- From: Jeff Mischkinsky <jeff.mischkinsky@oracle.com>
- Date: Wed, 09 Oct 2002 20:32:57 -0700
- To: Dave Hollander <dmh@contivo.com>, www-ws-arch@w3.org
+1
jeff
At 11:18 AM 10/9/2002, Dave Hollander wrote:
>To try to get temporary closure on the discovery,triangle,
>and cloud, let me try to state one position.
>
>Recommendation:
>1. Leave it in the spec dract as is or ammended with axioms
> from below.
>
>2. Add an example where "discovery" is a trivial role because
> there are two parties directly exchanging information that
> is hardwired into the service.
>
>3. Label the node "Discovery Agencies"
>
>--------------------------------------------------------------
>
>Discovery = exchange of the service description details necessary
>to make a conncection.
>
>Discovery Axioms:
>
>1) discovery need not rely upon formal documents.
>
>2) discovery occurs regardless of when the discovered
> information is bound into the connection (early or late).
>
>3) discovery is discovery regardless if the provider or
> requestor does the advertising.
>
>4) discovery is discovery even if the data discovered was
> already known.
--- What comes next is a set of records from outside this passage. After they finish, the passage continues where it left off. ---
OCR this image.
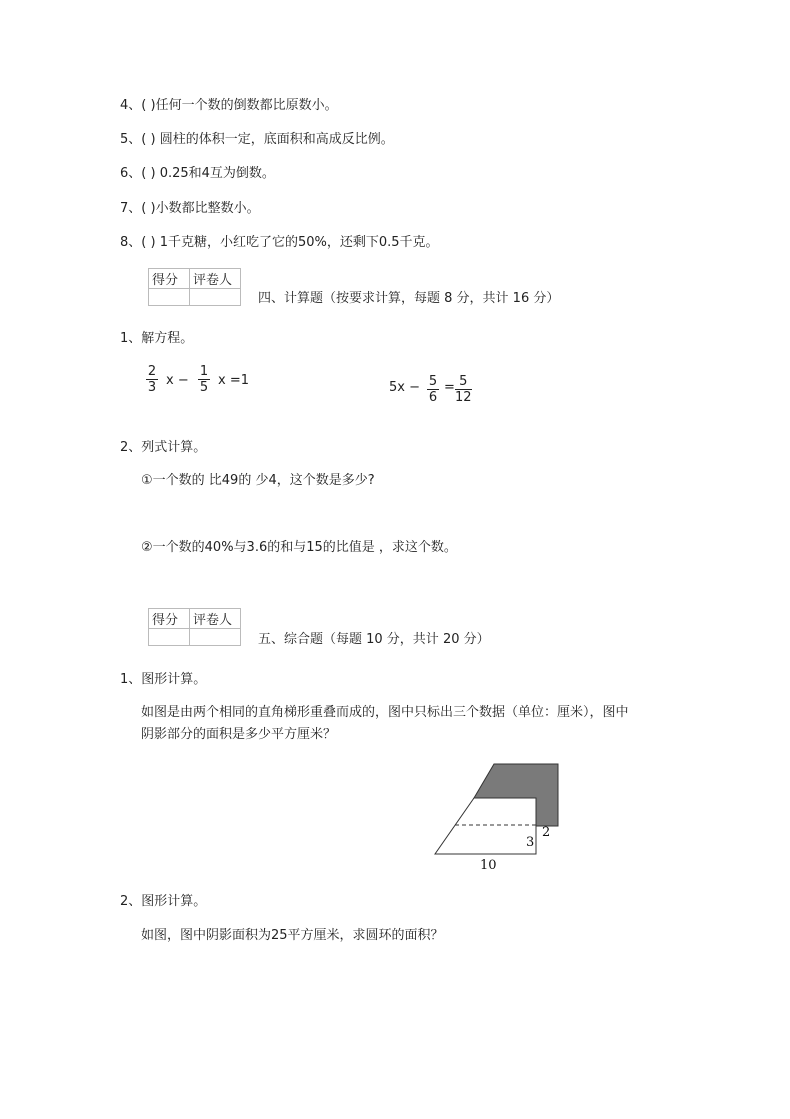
4、( )任何一个数的倒数都比原数小。
5、( ) 圆柱的体积一定，底面积和高成反比例。
6、( ) 0.25和4互为倒数。
7、( )小数都比整数小。
8、( ) 1千克糖，小红吃了它的50%，还剩下0.5千克。
得分	评卷人

四、计算题（按要求计算，每题 8 分，共计 16 分）
1、解方程。
2
3 x −
1
5 x =1	5x − 5
6
= 5
12
2、列式计算。
①一个数的 比49的 少4，这个数是多少?
②一个数的40%与3.6的和与15的比值是 ，求这个数。
得分	评卷人

五、综合题（每题 10 分，共计 20 分）
1、图形计算。
如图是由两个相同的直角梯形重叠而成的，图中只标出三个数据（单位：厘米），图中
阴影部分的面积是多少平方厘米？
2
3
10
2、图形计算。
如图，图中阴影面积为25平方厘米，求圆环的面积？
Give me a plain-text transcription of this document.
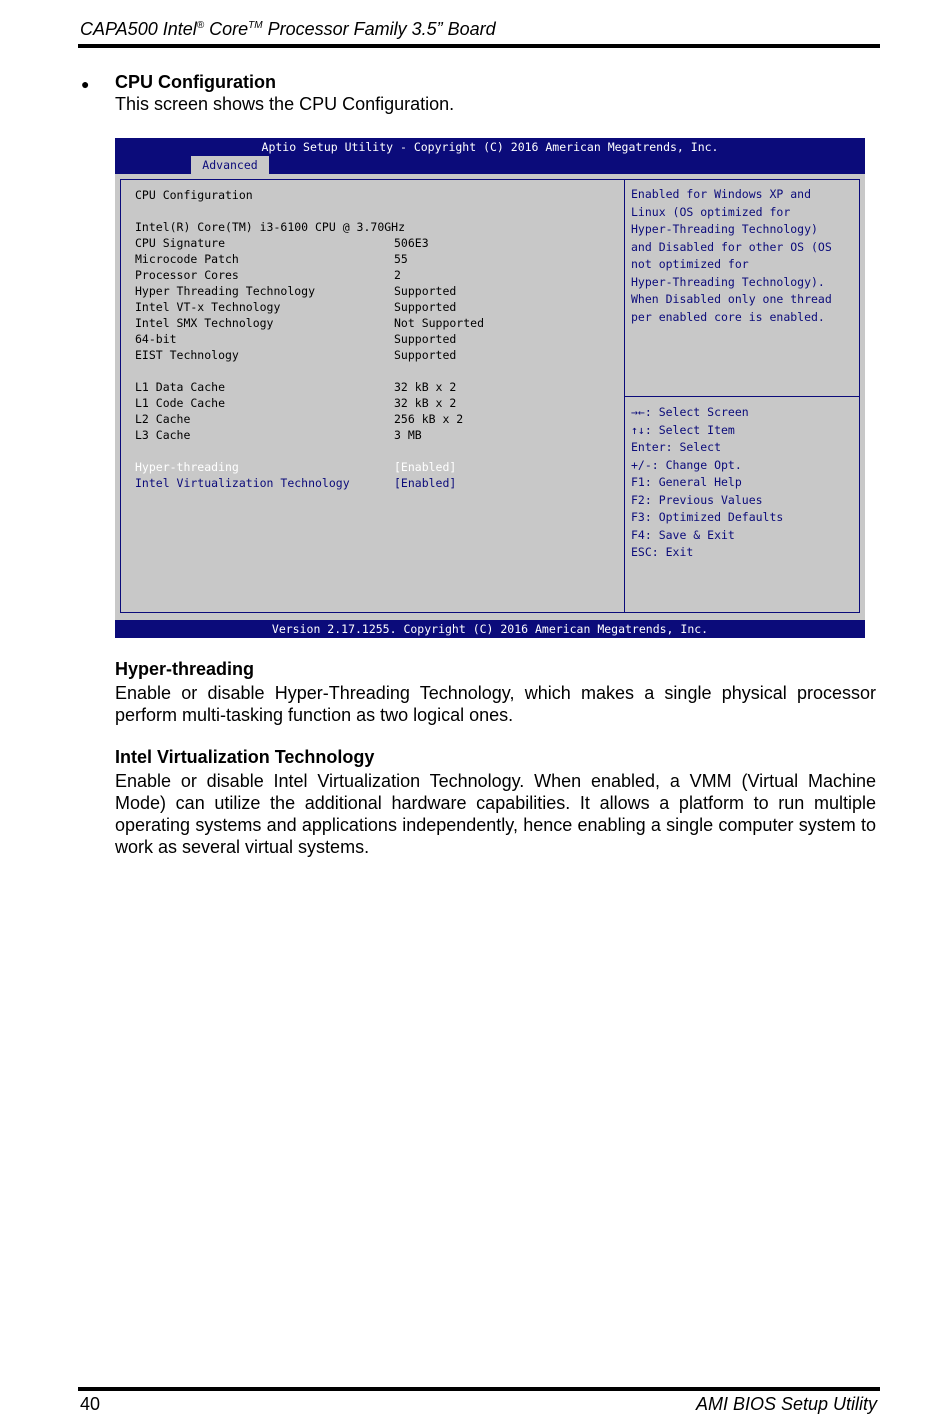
CAPA500 Intel® Core™ Processor Family 3.5” Board
● CPU Configuration
This screen shows the CPU Configuration.
Aptio Setup Utility - Copyright (C) 2016 American Megatrends, Inc.
Advanced
CPU Configuration
Intel(R) Core(TM) i3-6100 CPU @ 3.70GHz
CPU Signature	506E3
Microcode Patch	55
Processor Cores	2
Hyper Threading Technology	Supported
Intel VT-x Technology	Supported
Intel SMX Technology	Not Supported
64-bit	Supported
EIST Technology	Supported
L1 Data Cache	32 kB x 2
L1 Code Cache	32 kB x 2
L2 Cache	256 kB x 2
L3 Cache	3 MB
Hyper-threading	[Enabled]
Intel Virtualization Technology	[Enabled]
Enabled for Windows XP and
Linux (OS optimized for
Hyper-Threading Technology)
and Disabled for other OS (OS
not optimized for
Hyper-Threading Technology).
When Disabled only one thread
per enabled core is enabled.
→←: Select Screen
↑↓: Select Item
Enter: Select
+/-: Change Opt.
F1: General Help
F2: Previous Values
F3: Optimized Defaults
F4: Save & Exit
ESC: Exit
Version 2.17.1255. Copyright (C) 2016 American Megatrends, Inc.
Hyper-threading
Enable or disable Hyper-Threading Technology, which makes a single physical processor perform multi-tasking function as two logical ones.
Intel Virtualization Technology
Enable or disable Intel Virtualization Technology. When enabled, a VMM (Virtual Machine Mode) can utilize the additional hardware capabilities. It allows a platform to run multiple operating systems and applications independently, hence enabling a single computer system to work as several virtual systems.
40	AMI BIOS Setup Utility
All that needs to be true is the potential
> that the data *may* be different or new.
>
>5) discovery is discovery even if there are only two parties,
> requestor and provider.
>
>
>I believe that "discovery", as defined above, exists as a
>role in all of the scenarios that have been presented here.
>
>So that leads to the question: is "discovery", as defined above,
>relevent enough to be included in our base architecture?
>
>I believe discovery is relevent and should be in the
>base architecture for the following reasons:
>
>1. the distinction between hypertext and web services
> web has hypertext links to create a network, web
> services currently do not have a mechanism for defining
> a newtwork.
>
>2. good for the "ilities" (scalability, reliability, etc)
>
>3. it always happens, just sometimes it is done outside
> of the system.
>
>4. Most people expect to see it. If it is not there, our
> audience will either be disappointed or will try to find
> it. Either way confusion and mixed understanding will result.